Er valt niet aan te ontkomen: de kantoormarkt in Brussel stevent af op een serieuze krimp, 'corona oblige'. Een vijfde van de kantoren staat op verdwijnen, door het toenemende telewerk. De leegstand zal, zonder maatregelen, navenant toenemen. “We gaan door een moeilijke periode,” zegt bouwmeester Kristiaan Borret, “maar er zijn ook opportuniteiten. De crisis kan zuiverend werken.”
| De site van Thurn & Taxis met op de achtergrond de Noordwijk, waar kantoortorens worden omgebouwd tot wooneenheden.
De commissie Territoriale ontwikkeling van het Brussels parlement heeft zich in de twee hoorzittingen gebogen over de gevolgen van corona op de kantoormarkt. De N-VA had hierover een resolutie ingediend. Die is intussen weggestemd (zie kader), maar de cijfers die naar voren werden gebracht, zijn niet bemoedigend. Het worden barre tijden voor de kantoormarkt. En dat heeft, nagenoeg helemaal, met corona te maken. We hebben allemaal leren zoomen en teamsen. Telewerk wordt na de pandemie een blijver. Meer dan een vijfde van de kantooroppervlakte in Brussel staat op verdwijnen.

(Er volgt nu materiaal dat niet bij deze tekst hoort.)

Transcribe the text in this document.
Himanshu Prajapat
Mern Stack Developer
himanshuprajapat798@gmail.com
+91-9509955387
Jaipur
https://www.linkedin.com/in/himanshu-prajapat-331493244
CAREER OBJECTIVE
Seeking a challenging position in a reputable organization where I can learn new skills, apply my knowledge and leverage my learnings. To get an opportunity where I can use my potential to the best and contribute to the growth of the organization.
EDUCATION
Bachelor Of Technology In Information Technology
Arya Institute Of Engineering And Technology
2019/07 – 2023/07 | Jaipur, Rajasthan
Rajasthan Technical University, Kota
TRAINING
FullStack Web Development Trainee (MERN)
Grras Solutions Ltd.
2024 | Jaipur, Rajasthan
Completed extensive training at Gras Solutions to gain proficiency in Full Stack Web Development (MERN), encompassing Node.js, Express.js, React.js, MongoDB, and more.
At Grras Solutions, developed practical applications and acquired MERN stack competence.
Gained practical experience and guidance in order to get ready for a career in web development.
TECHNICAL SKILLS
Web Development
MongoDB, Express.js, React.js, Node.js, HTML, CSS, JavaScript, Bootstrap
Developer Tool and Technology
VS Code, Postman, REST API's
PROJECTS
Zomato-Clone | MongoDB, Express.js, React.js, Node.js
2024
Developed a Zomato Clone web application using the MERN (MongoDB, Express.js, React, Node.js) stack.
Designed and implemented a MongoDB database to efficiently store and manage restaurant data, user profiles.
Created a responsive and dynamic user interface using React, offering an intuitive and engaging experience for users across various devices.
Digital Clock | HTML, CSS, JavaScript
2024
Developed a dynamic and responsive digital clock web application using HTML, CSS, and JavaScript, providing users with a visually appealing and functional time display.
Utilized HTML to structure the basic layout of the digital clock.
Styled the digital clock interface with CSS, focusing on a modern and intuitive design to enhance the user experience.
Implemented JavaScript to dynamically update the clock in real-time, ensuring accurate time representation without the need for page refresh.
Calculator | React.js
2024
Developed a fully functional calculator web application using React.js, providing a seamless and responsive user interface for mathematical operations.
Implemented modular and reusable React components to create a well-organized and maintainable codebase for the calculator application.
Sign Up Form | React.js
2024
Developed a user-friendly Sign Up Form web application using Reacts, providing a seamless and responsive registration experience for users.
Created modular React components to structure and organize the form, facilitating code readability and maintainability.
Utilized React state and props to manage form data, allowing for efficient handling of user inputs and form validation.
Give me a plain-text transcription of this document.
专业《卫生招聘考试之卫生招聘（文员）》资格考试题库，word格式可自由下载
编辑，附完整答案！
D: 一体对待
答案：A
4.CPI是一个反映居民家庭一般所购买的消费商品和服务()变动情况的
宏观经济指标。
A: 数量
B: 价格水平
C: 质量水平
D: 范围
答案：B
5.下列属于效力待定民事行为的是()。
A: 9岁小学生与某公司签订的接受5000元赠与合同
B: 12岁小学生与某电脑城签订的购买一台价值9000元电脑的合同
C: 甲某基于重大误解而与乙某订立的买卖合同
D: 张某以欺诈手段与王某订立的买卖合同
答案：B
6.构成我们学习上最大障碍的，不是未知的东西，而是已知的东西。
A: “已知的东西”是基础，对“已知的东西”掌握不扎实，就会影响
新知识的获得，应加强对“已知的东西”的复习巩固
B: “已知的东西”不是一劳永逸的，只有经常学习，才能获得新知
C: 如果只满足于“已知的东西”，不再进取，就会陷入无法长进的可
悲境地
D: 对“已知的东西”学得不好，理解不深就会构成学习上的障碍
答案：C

Het meest iconische voorbeeld is de Europese Commissie die beslist heeft om het met de helft minder gebouwen te doen. Ze wil 200.000 vierkante meter kantooroppervlakte minder innemen. Dat is in oppervlakte te vergelijken met de volledige Financietoren. En dat is maar één voorbeeld.
Bij Perspective.Brussels houden ze de kantoormarkt nauwlettend in de gaten. Dat doen ze al lang, omdat het een belangrijke economische speler is in onze stad, maar ook vanwege het stedenbouwkundige belang. In de jaren 1980 en 1990 werd de kantoormarkt zo dominant in Brussel dat de woonfunctie beschermd moest worden. Het behoud van de woningen tegenover de oppermachtige betonboeren, onder meer in de Europawijk, was toen de grote strijd van organisaties als de Brusselse Raad voor het Leefmilieu en Inter-Environnement.
“Stedenbouwers gaan traditioneel uit van groei. Van woningen, van winkels, van kantoren. Nu maken we een krimp mee. En dat maakt het interessant”
Vandaag zitten we in Brussel in een heel ander verhaal. De kantoormarkt moet zich schrap zetten en zal zich moeten heruitvinden. Dat is deels al gebeurd door meer in te zetten op woningen of coworking, maar de oude gewoontes – kantoren bouwen en zo winst maximaliseren op de bestaande oppervlakte – blijven hardnekkig.
Een verandering dringt zich op. De cijfers liegen er niet om. In 2019, voor corona, werd 400.000 vierkante meter kantooroppervlakte 'verhandeld'. In 2020, het eerste coronajaar, was dat minder dan de helft. “Die tendens zien we ook in andere Europese steden,” zei Cédric Van Meerbeeck van Cushman and Wakefield, een van de grootste 'courtiers' in Brussel, in de commissie Territoriale Ontwikkeling van het Brussels parlement. Hij maakt meteen een belangrijke kanttekening. De kantoormarkt heeft zich in Brussel relatief goed hersteld in 2021.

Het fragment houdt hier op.